About the next two years

Now that I’ve offered my predictions about the election tomorrow, let me say a word about what is likely to occur during the next two years if the Democrats prevail. I don’t know what all of the consequences will be, but it seems certain that if the Dems have a majority in either chamber, the next two years will be marred by a flood of subpoenas and endless b.s. hearings. Many of the best people in the Bush administration will leave rather than trek non-stop to Capitol Hill to face constant petty harassment by the Dems.
It also seems likely that our taxes will increase. There is plenty to criticize about the performance of the Republican House and Senate, but both chambers have been solid on this issue. That likely will change to the extent the Dems prevail tomorrow.
Finally, if the Democrats take control of the Senate, we can almost surely forget about confirming judges like John Roberts and Samuel Alito either for the Supreme Court (where one or more vacancies easily could arise) or at the appellate level. Even if the Repubs keep formal control, I think the administration will be hard-pressed to confirm a solidly non-activist Supreme Court nominee, and to confirm a high percentage of such nominees to appellate courts, unless there are at least 52 Republicans not counting Chafee. But with 50 or more Senators, Bush will at least get most of his nominees out of committee, and a decent number of the good court of appeals nominees likely will be confirmed.
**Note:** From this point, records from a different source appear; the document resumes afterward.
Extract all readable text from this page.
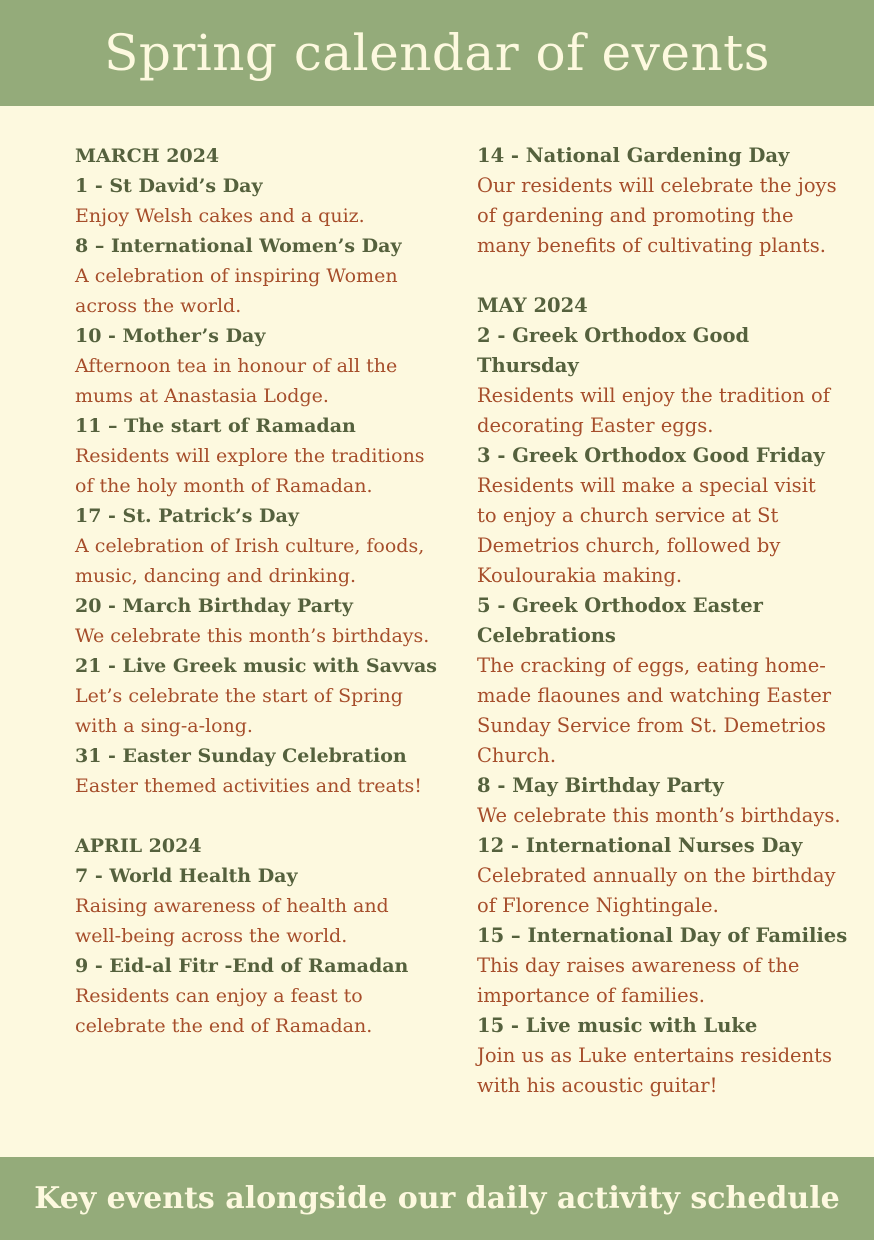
Spring calendar of events
MARCH 2024
1 - St David’s Day
Enjoy Welsh cakes and a quiz.
8 – International Women’s Day
A celebration of inspiring Women
across the world.
10 - Mother’s Day
Afternoon tea in honour of all the
mums at Anastasia Lodge.
11 – The start of Ramadan
Residents will explore the traditions
of the holy month of Ramadan.
17 - St. Patrick’s Day
A celebration of Irish culture, foods,
music, dancing and drinking.
20 - March Birthday Party
We celebrate this month’s birthdays.
21 - Live Greek music with Savvas
Let’s celebrate the start of Spring
with a sing-a-long.
31 - Easter Sunday Celebration
Easter themed activities and treats!
APRIL 2024
7 - World Health Day
Raising awareness of health and
well-being across the world.
9 - Eid-al Fitr -End of Ramadan
Residents can enjoy a feast to
celebrate the end of Ramadan.
14 - National Gardening Day
Our residents will celebrate the joys
of gardening and promoting the
many benefits of cultivating plants.
MAY 2024
2 - Greek Orthodox Good
Thursday
Residents will enjoy the tradition of
decorating Easter eggs.
3 - Greek Orthodox Good Friday
Residents will make a special visit
to enjoy a church service at St
Demetrios church, followed by
Koulourakia making.
5 - Greek Orthodox Easter
Celebrations
The cracking of eggs, eating home-
made flaounes and watching Easter
Sunday Service from St. Demetrios
Church.
8 - May Birthday Party
We celebrate this month’s birthdays.
12 - International Nurses Day
Celebrated annually on the birthday
of Florence Nightingale.
15 – International Day of Families
This day raises awareness of the
importance of families.
15 - Live music with Luke
Join us as Luke entertains residents
with his acoustic guitar!

Key events alongside our daily activity schedule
Moreover, when the Dems filibuster, they may have to pay a price — one they can avoid if, with a majority, they can simply bottle up nominees in committee.
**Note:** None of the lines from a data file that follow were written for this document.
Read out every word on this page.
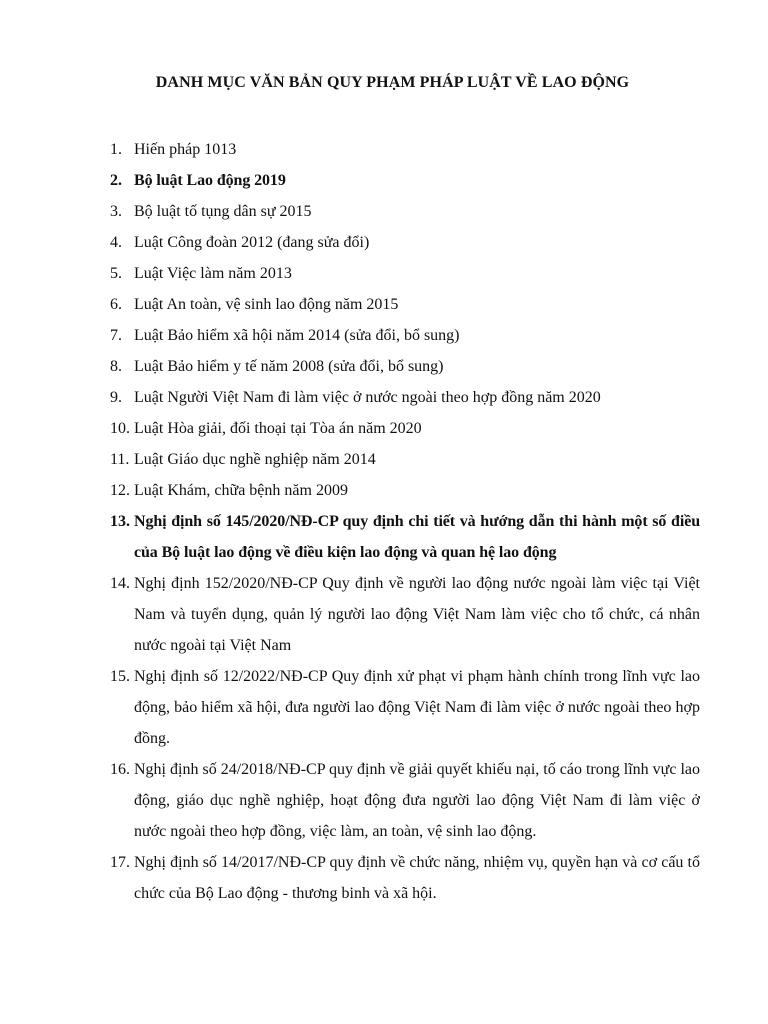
DANH MỤC VĂN BẢN QUY PHẠM PHÁP LUẬT VỀ LAO ĐỘNG
1. Hiến pháp 1013
2. Bộ luật Lao động 2019
3. Bộ luật tố tụng dân sự 2015
4. Luật Công đoàn 2012 (đang sửa đổi)
5. Luật Việc làm năm 2013
6. Luật An toàn, vệ sinh lao động năm 2015
7. Luật Bảo hiểm xã hội năm 2014 (sửa đổi, bổ sung)
8. Luật Bảo hiểm y tế năm 2008 (sửa đổi, bổ sung)
9. Luật Người Việt Nam đi làm việc ở nước ngoài theo hợp đồng năm 2020
10. Luật Hòa giải, đối thoại tại Tòa án năm 2020
11. Luật Giáo dục nghề nghiệp năm 2014
12. Luật Khám, chữa bệnh năm 2009
13. Nghị định số 145/2020/NĐ-CP quy định chi tiết và hướng dẫn thi hành một số điều của Bộ luật lao động về điều kiện lao động và quan hệ lao động
14. Nghị định 152/2020/NĐ-CP Quy định về người lao động nước ngoài làm việc tại Việt Nam và tuyển dụng, quản lý người lao động Việt Nam làm việc cho tổ chức, cá nhân nước ngoài tại Việt Nam
15. Nghị định số 12/2022/NĐ-CP Quy định xử phạt vi phạm hành chính trong lĩnh vực lao động, bảo hiểm xã hội, đưa người lao động Việt Nam đi làm việc ở nước ngoài theo hợp đồng.
16. Nghị định số 24/2018/NĐ-CP quy định về giải quyết khiếu nại, tố cáo trong lĩnh vực lao động, giáo dục nghề nghiệp, hoạt động đưa người lao động Việt Nam đi làm việc ở nước ngoài theo hợp đồng, việc làm, an toàn, vệ sinh lao động.
17. Nghị định số 14/2017/NĐ-CP quy định về chức năng, nhiệm vụ, quyền hạn và cơ cấu tổ chức của Bộ Lao động - thương binh và xã hội.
Thus, I disagree with conservatives who claim that it’s a matter of indifference what happens tomorrow or that a victory by the Democrats somehow would be a good thing. This is something that disgruntled conservatives said in 1986 too. But the Democratic takeover of the Senate that year caused Robert Bork not to be confirmed, and for Anthony Kennedy to join the Supreme Court instead. Twenty years later, we are still paying for that one. And some of the loudest complaints about the Supreme Court seem to come from “teach the Republicans a lesson” conservatives.